Scheinbarer Exotismus
Die Handlung ist zwar in Japan angesiedelt, spiegelt aber – wie
so oft bei Gilbert & Sullivan – die viktorianische Gesellschaft
Großbritanniens wider. Allerdings ist die Münchner Inszenierung keineswegs auf
Historismus aus. Die Gags wurden kurzerhand aktualisiert und auf die Jetztzeit
übertragen. So finden sich nicht nur Anspielungen auf den ehemaligen deutschen
Verteidigungsminister zu Guttenberg, sondern auch Spitzen zur aktuellen
Eurokrise. Dies gelingt vor allem anhand der Figur des Pooh-Bah (Holger
Ohlmann), die alle wichtigen Ministerposten und Ämter im Staat in Personalunion
vereint und daraus manchen Vorteil zieht. Als mindestens ebenso amüsant erweist
sich das ständige Spiel mit japanischen Klischees: Vom Harakiri über tiefe
Verbeugungen bis hin zur typischen Schulmädchenuniform ist alles vertreten, was
das Europäerherz begehrt. Hervorzuheben sind in dieser Hinsicht auch die
fantasievollen Kostüme von Sandra Münchow.
Manko
Textverständlichkeit
Auch wenn der Geist von Gilbert & Sullivan in der
Inszenierung recht gut eingefangen wird, kann die Aufführung nicht vollständig
überzeugen. Dies liegt in erster Linie an der mangelnden Textverständlichkeit.

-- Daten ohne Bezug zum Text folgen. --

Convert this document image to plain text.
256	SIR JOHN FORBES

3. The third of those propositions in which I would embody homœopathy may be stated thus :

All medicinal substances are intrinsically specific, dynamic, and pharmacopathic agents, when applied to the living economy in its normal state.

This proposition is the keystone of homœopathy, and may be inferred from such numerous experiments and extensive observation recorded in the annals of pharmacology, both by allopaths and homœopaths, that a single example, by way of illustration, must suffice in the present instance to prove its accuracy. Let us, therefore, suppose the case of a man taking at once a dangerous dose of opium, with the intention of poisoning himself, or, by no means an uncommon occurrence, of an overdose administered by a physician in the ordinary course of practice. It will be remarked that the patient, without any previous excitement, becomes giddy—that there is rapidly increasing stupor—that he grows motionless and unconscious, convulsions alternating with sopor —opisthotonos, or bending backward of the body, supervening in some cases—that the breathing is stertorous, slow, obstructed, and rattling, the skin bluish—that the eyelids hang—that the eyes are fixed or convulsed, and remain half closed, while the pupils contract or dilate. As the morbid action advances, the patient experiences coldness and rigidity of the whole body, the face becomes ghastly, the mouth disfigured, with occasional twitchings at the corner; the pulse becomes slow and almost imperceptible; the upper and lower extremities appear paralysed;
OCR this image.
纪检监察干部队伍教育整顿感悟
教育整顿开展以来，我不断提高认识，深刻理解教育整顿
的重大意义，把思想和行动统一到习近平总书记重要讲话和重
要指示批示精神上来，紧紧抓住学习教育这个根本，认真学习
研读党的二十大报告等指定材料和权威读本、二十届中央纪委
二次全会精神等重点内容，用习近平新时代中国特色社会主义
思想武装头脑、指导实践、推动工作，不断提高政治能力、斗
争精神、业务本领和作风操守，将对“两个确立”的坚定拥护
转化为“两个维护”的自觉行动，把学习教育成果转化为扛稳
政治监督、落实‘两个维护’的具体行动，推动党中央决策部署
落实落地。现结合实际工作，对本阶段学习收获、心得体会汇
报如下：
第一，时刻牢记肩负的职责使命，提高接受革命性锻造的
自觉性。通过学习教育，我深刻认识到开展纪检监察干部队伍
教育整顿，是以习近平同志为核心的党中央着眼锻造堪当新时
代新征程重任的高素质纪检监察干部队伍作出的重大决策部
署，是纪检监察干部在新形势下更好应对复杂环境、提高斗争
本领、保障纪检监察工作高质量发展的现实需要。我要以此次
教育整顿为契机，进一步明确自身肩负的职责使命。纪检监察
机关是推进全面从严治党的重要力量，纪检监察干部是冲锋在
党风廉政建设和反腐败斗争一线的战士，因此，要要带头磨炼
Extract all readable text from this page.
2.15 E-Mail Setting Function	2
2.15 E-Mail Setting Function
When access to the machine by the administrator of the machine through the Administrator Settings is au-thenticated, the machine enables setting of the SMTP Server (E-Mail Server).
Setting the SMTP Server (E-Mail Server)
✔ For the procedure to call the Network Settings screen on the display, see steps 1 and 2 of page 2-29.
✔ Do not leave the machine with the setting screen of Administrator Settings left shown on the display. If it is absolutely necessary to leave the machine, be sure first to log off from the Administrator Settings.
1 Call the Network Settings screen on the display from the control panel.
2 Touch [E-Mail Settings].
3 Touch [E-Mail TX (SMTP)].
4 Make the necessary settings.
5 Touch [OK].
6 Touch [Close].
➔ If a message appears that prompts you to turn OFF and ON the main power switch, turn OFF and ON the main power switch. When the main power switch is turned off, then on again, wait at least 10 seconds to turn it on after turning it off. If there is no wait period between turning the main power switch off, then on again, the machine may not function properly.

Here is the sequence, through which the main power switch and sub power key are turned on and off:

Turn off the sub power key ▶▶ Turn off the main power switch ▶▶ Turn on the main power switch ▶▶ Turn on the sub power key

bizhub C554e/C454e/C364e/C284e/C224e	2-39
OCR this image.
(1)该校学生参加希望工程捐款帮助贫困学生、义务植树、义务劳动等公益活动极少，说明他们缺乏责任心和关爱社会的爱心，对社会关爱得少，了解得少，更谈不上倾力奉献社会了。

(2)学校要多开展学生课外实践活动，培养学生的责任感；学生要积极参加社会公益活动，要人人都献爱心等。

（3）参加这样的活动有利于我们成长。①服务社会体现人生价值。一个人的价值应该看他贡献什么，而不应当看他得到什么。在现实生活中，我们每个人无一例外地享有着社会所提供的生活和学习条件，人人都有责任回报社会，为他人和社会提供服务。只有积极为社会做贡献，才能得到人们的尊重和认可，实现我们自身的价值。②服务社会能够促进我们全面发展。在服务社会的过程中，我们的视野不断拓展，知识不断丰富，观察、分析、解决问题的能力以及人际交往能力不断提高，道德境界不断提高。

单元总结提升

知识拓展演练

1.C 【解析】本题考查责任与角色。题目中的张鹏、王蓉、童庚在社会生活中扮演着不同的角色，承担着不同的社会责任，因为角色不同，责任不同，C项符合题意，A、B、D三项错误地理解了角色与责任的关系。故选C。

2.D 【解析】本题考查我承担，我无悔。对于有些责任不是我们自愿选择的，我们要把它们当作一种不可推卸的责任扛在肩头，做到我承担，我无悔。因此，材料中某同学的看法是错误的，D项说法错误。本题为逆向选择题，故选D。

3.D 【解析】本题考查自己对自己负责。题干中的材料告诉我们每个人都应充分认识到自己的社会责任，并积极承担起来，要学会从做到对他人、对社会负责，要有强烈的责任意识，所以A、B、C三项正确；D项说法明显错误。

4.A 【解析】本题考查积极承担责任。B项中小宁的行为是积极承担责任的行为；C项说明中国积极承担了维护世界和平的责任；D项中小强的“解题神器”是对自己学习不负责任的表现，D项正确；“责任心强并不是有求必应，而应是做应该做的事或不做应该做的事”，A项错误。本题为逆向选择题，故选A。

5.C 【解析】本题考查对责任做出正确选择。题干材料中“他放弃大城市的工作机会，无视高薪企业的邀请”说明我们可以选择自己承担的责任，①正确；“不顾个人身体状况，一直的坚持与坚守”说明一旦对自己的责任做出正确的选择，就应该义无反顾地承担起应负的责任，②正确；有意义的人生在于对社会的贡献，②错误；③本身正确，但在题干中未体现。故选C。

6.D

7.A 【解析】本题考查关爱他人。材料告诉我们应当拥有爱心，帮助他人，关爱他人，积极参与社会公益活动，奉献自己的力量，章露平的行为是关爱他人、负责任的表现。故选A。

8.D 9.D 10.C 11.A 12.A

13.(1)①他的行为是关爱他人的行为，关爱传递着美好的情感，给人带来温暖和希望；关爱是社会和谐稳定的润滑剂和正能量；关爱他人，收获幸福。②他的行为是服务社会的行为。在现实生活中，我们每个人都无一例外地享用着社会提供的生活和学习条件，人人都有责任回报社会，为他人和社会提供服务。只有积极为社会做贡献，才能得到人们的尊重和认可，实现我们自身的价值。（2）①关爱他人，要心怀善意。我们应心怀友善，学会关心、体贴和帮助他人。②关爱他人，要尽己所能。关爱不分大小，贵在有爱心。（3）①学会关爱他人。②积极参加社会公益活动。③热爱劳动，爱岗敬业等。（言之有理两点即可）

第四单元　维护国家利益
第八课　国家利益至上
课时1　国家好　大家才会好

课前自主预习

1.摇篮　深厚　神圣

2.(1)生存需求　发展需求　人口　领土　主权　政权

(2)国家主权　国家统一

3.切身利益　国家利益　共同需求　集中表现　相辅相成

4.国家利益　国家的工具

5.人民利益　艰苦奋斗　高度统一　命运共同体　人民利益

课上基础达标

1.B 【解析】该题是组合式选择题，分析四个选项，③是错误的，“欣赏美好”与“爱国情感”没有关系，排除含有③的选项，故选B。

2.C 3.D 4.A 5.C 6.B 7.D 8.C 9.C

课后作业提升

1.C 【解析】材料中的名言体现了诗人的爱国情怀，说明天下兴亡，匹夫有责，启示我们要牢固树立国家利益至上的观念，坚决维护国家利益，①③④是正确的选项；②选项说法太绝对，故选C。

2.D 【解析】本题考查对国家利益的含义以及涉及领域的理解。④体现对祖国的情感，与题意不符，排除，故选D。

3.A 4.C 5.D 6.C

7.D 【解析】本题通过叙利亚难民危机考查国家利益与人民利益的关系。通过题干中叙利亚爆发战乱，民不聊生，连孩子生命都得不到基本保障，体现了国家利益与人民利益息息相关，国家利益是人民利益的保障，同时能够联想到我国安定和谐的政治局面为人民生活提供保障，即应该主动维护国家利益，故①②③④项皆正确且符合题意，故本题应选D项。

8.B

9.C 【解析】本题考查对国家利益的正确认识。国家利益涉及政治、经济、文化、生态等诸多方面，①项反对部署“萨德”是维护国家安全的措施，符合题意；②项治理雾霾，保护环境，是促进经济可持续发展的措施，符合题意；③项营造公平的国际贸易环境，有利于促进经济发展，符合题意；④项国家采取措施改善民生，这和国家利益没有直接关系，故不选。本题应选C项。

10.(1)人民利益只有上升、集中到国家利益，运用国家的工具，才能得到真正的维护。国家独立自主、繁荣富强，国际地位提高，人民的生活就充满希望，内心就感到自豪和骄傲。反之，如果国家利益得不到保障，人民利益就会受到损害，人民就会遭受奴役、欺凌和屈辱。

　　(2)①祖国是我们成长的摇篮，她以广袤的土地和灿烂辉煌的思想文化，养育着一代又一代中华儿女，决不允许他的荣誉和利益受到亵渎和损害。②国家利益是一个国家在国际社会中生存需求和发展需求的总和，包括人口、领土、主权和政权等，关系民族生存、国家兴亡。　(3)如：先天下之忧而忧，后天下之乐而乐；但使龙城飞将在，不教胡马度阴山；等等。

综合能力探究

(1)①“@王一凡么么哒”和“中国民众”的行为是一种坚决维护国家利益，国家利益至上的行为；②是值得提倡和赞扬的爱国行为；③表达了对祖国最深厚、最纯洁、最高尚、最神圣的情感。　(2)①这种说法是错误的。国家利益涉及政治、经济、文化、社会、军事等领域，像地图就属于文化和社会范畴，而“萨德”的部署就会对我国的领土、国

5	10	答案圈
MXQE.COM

Vor allem die lauten Streicher aus dem Orchestergraben übertönen die Sängerinnen
und Sänger ein ums andere Mal. Wirkliche stimmliche Durchschlagskraft kann
lediglich die zu Recht bejubelte Rita Kapfhammer aufweisen. Es ist ein
regelrechtes Aha-Erlebnis, als sie gegen Ende des ersten Aktes als Katisha die
Bühne betritt. Sie dominiert nicht nur in ihrer Rolle als blutdürstige Hofdame
mit Peitsche, sondern auch durch ihr musikalisches Ausdrucksvermögen. Der Rest
des Ensembles kommt gegen sie nur schwer an. Lediglich Robert Sellier als
Nanki-Poo hinterlässt einen durchweg positiven Gesamteindruck. Am Ende gibt es artigen
Applaus für alle Beteiligten.
Der Mikado oder Die Stadt Titipu von Gilbert & Sullivan
Staatstheater am Gärtnerplatz, Gärtnerplatz 3, 80469 München
Folgetermine 2011 noch am 01., 08., 13. und 21.